Del trabajo doméstico se habla poco, está naturalizado. Muy esporádicamente, se produce una fisura en esa invisibilidad y algunos casos que involucran al gremio de mujeres más importante del país se vuelven virales: el juicio de la niñera de Pampita, las acusaciones de la empleada doméstica de Wanda Nara, los tweets xenófobos de integrantes de Los Pumas. En el “Doble asesinato de Vicente López”, una trabajadora fue la primera sospechada y encarcelada. Defensores y acusadores se apoyan en la condición de clase de la mujer para sostener sus argumentos. La relación desigual y ambivalente entre empleadas y empleadores/as muestra que el pasaje de lo íntimo a lo siniestro puede ocurrir en cualquier momento.

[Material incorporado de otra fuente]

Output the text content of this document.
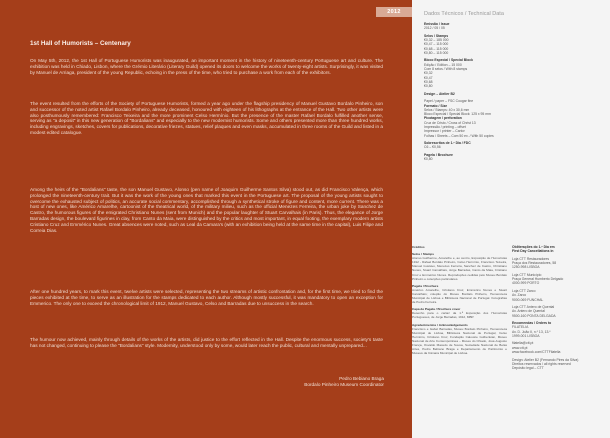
2012
1st Hall of Humorists – Centenary

On May 5th, 2012, the 1st Hall of Portuguese Humorists was inaugurated, an important moment in the history of nineteenth-century Portuguese art and culture. The exhibition was held in Chiado, Lisbon, where the Grémio Literário (Literary Guild) opened its doors to welcome the works of twenty-eight artists. Surprisingly, it was visited by Manuel de Arriaga, president of the young Republic, echoing in the press of the time, who tried to purchase a work from each of the exhibitors.

The event resulted from the efforts of the Society of Portuguese Humorists, formed a year ago under the flagship presidency of Manuel Gustavo Bordalo Pinheiro, son and successor of the noted artist Rafael Bordalo Pinheiro, already deceased, honoured with eighteen of his lithographs at the entrance of the Hall. Two other artists were also posthumously remembered: Francisco Teixeira and the more prominent Celso Hermínio. But the presence of the master Rafael Bordalo fulfilled another sense, serving as "a deposit" in this new generation of "Bordalians" and especially to the new modernist humorists. Some and others presented more than three hundred works, including engravings, sketches, covers for publications, decorative friezes, statues, relief plaques and even masks, accumulated in three rooms of the Guild and listed in a modest edited catalogue.

Among the heirs of the "Bordalians" taste, the son Manuel Gustavo, Alonso (pen name of Joaquim Guilherme Santos Silva) stood out, as did Francisco Valença, which prolonged the nineteenth-century trait. But it was the work of the young ones that marked this event in the Portuguese art. The proposal of the young artists sought to overcome the exhausted subject of politics, an accurate social commentary, accomplished through a synthetical stroke of figure and content, more current. There was a host of new ones, like Américo Amarelhe, cartoonist of the theatrical world, of the military milieu, such as the official Menezes Ferreira, the urban joke by Sanchez de Castro, the humorous figures of the emigrated Christiano Nunes (sent from Munich) and the popular laughter of Stuart Carvalhais (in Paris). Thus, the elegance of Jorge Barradas design, the boulevard figurines in clay, from Canto da Maia, were distinguished by the critics and most important, in equal footing, the exemplary modern artists Cristiano Cruz and Emmérico Nunes. Great absences were noted, such as Leal da Camara's (with an exhibition being held at the same time in the capital), Luis Filipe and Correia Dias.

After one hundred years, to mark this event, twelve artists were selected, representing the two streams of artistic confrontation and, for the first time, we tried to find the pieces exhibited at the time, to serve as an illustration for the stamps dedicated to each author. Although mostly successful, it was mandatory to open an exception for Emmerico. The only one to exceed the chronological limit of 1912, Manuel Gustavo, Celso and Barradas due to unsuccess in the search.

The humour now achieved, mainly through details of the works of the artists, did justice to the effort reflected in the Hall. Despite the enormous success, society's taste has not changed, continuing to please the "Bordalians" style. Modernity, understood only by some, would later reach the public, cultural and mentally unprepared...

Pedro Bebiano Braga
Bordalo Pinheiro Museum Coordinator
Dados Técnicos / Technical Data
Emissão / Issue
2012 / 05 / 05
Selos / Stamps
€0,32 – 185 000
€0,47 – 115 000
€0,68 – 115 000
€0,80 – 115 000
Bloco Especial / Special Block
Edição / Edition – 15 000
Com 8 selos / With 8 stamps
€0,32
€0,47
€0,68
€0,80
Design – Atelier B2
Papel / paper – FSC Cougar fine
Formato / Size
Selos / Stamps: 40 x 30,6 mm
Bloco Especial / Special Block: 125 x 95 mm
Picotagem / perforation
Cruz de Cristo / Cross of Christ 13
Impressão / printing – offset
Impressor / printer – Cartor
Folhas / Sheets – Com 50 ex. / With 50 copies
Sobrescritos de 1.º Dia / FDC
C6 – €0,56
Pagela / Brochure
€0,80
Obliterações do 1.º Dia em
First Day Cancellations in
Loja CTT Restauradores
Praça dos Restauradores, 58
1250-998 LISBOA
Loja CTT Município
Praça General Humberto Delgado
4000-999 PORTO
Loja CTT Zarco
Av. Zarco
9000-069 FUNCHAL
Loja CTT Antero de Quental
Av. Antero de Quental
9500-160 PONTA DELGADA
Encomendas / Orders to
FILATELIA
Av. D. João II, n.º 13, 13.º
1999-001 LISBOA
filatelia@ctt.pt
www.ctt.pt
www.facebook.com/CTTFilatelia
Design: Atelier B2 (Fernando Pires da Silva)
Direitos reservados / all rights reserved
Depósito legal – CTT

Créditos

Selos / Stamps
Alonso Guilherme, Amarelhe e, ao centro, Exposição de Humoristas 1912 - Rafael Bordalo Pinheiro, Celso Hermínio, Francisco Teixeira, Manuel Gustavo, Menezes Ferreira, Sanchez de Castro, Christiano Nunes, Stuart Carvalhais, Jorge Barradas, Canto da Maia, Cristiano Cruz e Emmérico Nunes. Reproduções cedidas pelo Museu Bordalo Pinheiro e colecções particulares.

Pagela / Brochure
Américo Amarelhe, Cristiano Cruz, Emmérico Nunes e Stuart Carvalhais; coleção do Museu Bordalo Pinheiro, Hemeroteca Municipal de Lisboa e Biblioteca Nacional de Portugal. Fotografias de Pedro Ferreira.

Capa de Pagela / Brochure cover
Desenho para o cartaz da 1.ª Exposição dos Humoristas Portugueses, de Jorge Barradas, 1912, MBP.

Agradecimentos / Acknowledgements
Francisco e Isabel Barradas, Museu Bordalo Pinheiro, Hemeroteca Municipal de Lisboa, Biblioteca Nacional de Portugal, Celso Hermínio, Cristiano Cruz, Fundação Calouste Gulbenkian, Museu Nacional de Arte Contemporânea – Museu do Chiado, José-Augusto França, Osvaldo Macedo de Sousa, Sociedade Nacional de Belas Artes, Pedro Bebiano Braga e Departamento de Património e Museus da Câmara Municipal de Lisboa.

La historia es conocida. Se actualiza minuto a minuto. Una mañana como cualquier otra, antes de las siete, María Ninfa Aquino—apodada Nina— llegó a la casa donde hace once años trabaja como empleada doméstica en el barrio de Vicente López. Como todos los días, había viajado más de una hora en transporte público desde Pablo Podestá, partido de Tres de Febrero.  En la casa de tres pisos, vivían José Enrique del Río y Mercedes Alonso. Él de 74 años, abogado jubilado, policía de la Federal retirado, ex dueño de una empresa de seguridad. Ella de 72 años, “ama de casa” y encargada de la administración de las propiedades que tenía junto a su marido. El matrimonio estaba en plena mudanza. Iban a dejar la casona ubicada en las cercanías de la Quinta de Olivos para trasladarse a un lujoso departamento en la Capital Federal. Esa mañana sus empleadores no bajaron a desayunar como era habitual. Nina, entonces, llamó por teléfono a la acompañante terapéutica de José para comentarle la atípica situación. Siguiendo el consejo de la fisioterapeuta, bajó al garaje. Allí se encontró con la escena del crimen: su empleador y su empleadora dentro del Mercedes Benz, con el cinturón de seguridad puesto, sin vida. 

“El doble crimen de Vicente López” ocupa horas de televisión, radio y las crónicas policiales. Hay horror y hay misterio: dos víctimas brutalmente asesinadas, un botín que, según aseguran los medios contiene 10 mil dólares, un millón y medio de pesos, 50 lingotes de oro y diamantes. 

“¿Usted qué haría en esa situación?”, pregunta el periodista de uno de los medios más importantes del país mientras mira fijo a la cámara. “Si bien no tiene una relación sentimental con las personas que encuentra muerta, pero sí tiene una relación de conocimiento, una relación laboral. ¿Usted qué hace? Llama a la policía”, sentencia este adalid del “sentido común”. Pero resulta que la empleada no llamó a la policía, comenta preocupado, llamó al hijo de la pareja y luego a la terapeuta. Según los fiscales de la causa, periodistas y opinólogos, tuvo “comportamientos extraños”: luego de encontrarse con esa escena, cerró la puerta del garaje con llave y la colgó en el porta llaves. 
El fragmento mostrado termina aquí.